Heat domes don’t just strain human health, they destabilize entire ecosystems and infrastructure networks. 

Their knock-on effects are diverse and measurable, if we choose to track them:

• Soil degradation accelerates under extreme heat, affecting both agriculture and dust levels.
• Aquatic ecosystems suffer from thermal pollution and oxygen loss, threatening biodiversity.
• Air stagnation worsens urban smog and regional pollution episodes.

Each of these impacts represents a monitoring opportunity and a chance to respond more effectively.

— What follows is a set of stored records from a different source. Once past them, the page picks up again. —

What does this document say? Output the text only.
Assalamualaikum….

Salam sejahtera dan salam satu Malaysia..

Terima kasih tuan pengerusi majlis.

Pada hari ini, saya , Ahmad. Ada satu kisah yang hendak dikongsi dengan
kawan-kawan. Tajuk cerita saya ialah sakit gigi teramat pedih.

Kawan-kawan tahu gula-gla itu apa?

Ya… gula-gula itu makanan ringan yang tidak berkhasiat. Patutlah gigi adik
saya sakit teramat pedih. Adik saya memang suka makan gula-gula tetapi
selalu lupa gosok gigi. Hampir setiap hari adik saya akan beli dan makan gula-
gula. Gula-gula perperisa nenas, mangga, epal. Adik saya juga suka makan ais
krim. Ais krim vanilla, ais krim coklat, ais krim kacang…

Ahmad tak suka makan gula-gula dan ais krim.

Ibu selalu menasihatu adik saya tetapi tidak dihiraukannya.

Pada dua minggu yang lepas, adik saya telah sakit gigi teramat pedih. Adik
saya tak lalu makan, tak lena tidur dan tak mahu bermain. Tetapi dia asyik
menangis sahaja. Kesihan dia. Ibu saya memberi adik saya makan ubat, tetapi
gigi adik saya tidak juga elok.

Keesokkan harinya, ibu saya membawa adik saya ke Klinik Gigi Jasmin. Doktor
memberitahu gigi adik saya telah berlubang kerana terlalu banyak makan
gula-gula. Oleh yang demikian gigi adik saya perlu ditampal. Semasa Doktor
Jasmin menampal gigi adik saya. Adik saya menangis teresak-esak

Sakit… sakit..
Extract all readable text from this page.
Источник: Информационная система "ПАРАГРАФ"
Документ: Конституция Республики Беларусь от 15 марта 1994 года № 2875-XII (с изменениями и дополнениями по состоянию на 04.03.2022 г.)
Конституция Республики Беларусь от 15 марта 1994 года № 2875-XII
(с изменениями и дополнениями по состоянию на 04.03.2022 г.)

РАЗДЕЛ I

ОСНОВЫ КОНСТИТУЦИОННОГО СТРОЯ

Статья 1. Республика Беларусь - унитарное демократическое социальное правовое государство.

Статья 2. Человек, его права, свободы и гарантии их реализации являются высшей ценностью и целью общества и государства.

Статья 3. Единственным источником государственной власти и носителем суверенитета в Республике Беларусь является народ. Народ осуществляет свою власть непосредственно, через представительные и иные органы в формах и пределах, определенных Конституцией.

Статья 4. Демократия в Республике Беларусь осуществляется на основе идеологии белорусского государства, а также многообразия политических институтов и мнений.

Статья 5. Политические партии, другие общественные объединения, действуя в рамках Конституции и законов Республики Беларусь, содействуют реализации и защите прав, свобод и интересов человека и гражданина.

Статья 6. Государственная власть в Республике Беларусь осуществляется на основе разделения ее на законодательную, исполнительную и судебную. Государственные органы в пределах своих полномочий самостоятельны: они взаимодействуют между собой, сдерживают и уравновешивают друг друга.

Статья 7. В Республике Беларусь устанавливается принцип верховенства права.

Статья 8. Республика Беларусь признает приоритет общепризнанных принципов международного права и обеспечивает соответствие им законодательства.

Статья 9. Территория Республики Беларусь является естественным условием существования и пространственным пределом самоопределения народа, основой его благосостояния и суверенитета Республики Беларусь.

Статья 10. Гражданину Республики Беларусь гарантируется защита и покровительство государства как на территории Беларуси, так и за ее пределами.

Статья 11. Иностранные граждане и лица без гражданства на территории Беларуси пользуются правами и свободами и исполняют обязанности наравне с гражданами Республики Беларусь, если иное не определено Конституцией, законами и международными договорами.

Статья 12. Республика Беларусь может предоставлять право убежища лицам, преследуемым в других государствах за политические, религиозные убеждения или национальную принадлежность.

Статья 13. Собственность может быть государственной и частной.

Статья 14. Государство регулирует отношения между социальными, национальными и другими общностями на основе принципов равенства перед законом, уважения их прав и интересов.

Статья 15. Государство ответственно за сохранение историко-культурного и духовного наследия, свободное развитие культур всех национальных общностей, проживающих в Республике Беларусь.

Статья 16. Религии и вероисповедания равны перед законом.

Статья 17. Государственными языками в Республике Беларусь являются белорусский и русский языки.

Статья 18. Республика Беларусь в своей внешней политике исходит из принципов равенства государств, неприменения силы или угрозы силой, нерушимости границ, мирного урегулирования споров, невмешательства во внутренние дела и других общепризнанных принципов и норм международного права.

Preparing for future heat dome seasons

To meet the challenge, we should:

• Establish a national heat dome monitoring network, modelled on hurricane and wildfire tracking systems.
• Begin naming and categorizing heat domes as trackable events, with formal alert levels and public dashboards.
• Invest in community-based sensors that contribute localised data to national monitoring platforms.
• Develop new heat stress indices tailored to infrastructure, ecosystems and at-risk industries.

The heat dome is not merely a weather anomal, it’s a structural stress test for our entire environmental monitoring system.

If we only track surface temperature, we miss the real story: soil drying out, grids faltering, air thickening with ozone, and groundwater levels falling. 

To build resilience in a hotter world, we need better instruments, smarter indices and a holistic understanding of heat domes as multi-system environmental crises.